Arab development religion

This is also an interesting finding in the context of the ongoing mass migration to very secular Europe – a migration that is most warmly welcomed by liberals who don’t think much of their own religious fellow citizens and look down on religious Americans. The importance of religion for Arabs is also noteworthy in the context of another finding in the UN report:

“It is mainly because of its high levels of social and religious intolerance that the region stands out among countries at similar levels of development around the world. Tolerance is a core value in pluralistic societies and a cornerstone of more democratic systems. […] This wide regional deficit and lack of progress on values of tolerance are worrying for the future of democracy in the region.”

While Israel has so far managed to remain “a villa in the jungle” – as Ehud Barak once put it famously – it is clearly bad news that the region looks set to remain mired in conflict and that so many fundamental factors are likely to impede social progress and economic development.
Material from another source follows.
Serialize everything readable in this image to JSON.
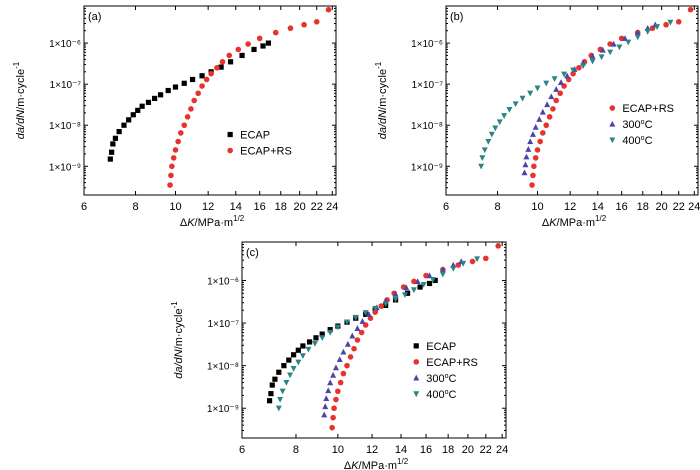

A year ago, a still very relevant article in The New York Jewish Week outlined the resulting problems for Israel as explained by veteran political analyst Ehud Yaari. The article begins with an anecdote:

“Ehud Yaari characterizes his friend Bernard Lewis, the eminent scholar of the Middle East [who turned 100 last May], as possessing ‘this ability to see into the future.’ Over a recent dinner in Israel, Yaari asked Lewis what he thought the Middle East would look like in fifty years. Without hesitating, Lewis leaned over the table and said decisively, ‘Any Arab who can will be out of here.’”

Unfortunately, many of those who can’t escape the hopelessness of the Arab Middle East may end up fueling sectarian conflict and bloodshed. And for frustrated young Palestinians, it is obviously tempting to commit terror attacks. In a very interesting piece published in early January 2017, Yaari writes about Israel’s efforts to curb the wave of attacks that started in fall 2015, and it turns out that the motivations of the mostly young perpetrators clearly reflect the deep discontent and frustration as well as the religious fervor described in the UN report on the Arab world:

“most of the attackers came from the fringes of West Bank society: young people struggling with social marginalization, who had experienced repeated setbacks in their private lives or faced insurmountable personal or financial hardship. The collective profile of the assailants identified most as frustrated individuals who felt that their lives had reached a dead end, to the point that many sought salvation through martyrdom. Many of those captured during assaults told interrogators that they believed that death for the sake of jihad would reward them with the recognition they failed to obtain in life.”

Regarding the motivations of the surprisingly high number of female assailants, Yaari writes:

“Investigations showed that almost all of these women—including a 72-year-old grandmother from Hebron—were seeking to escape family hardships, such as pregnancies out of wedlock, arranged marriages, violence within the family, and so forth. Quite often it seemed that these women were seeking death or arrest in order to break away from their environment. In more than one instance, a young woman would wave a kitchen knife or scissors far from the Israeli soldiers, not posing any real threat, knowing that she would be immediately taken into custody.”

For some more on Palestinian frustration and discontent, you can check out this recent lament on “A Life of Degradation and Bitterness under Fatah Rule,” and this curse of “Israel, Hamas and Fatah” – the latter by a Palestinian who was “born and raised as a proud refugee from the Jabalia Refugee Camp in Gaza.” As much as the Palestinians may see themselves as part of the Arab world, it is definitely uniquely Palestinian to be “born and raised as a proud refugee” in a Palestinian city among Palestinians.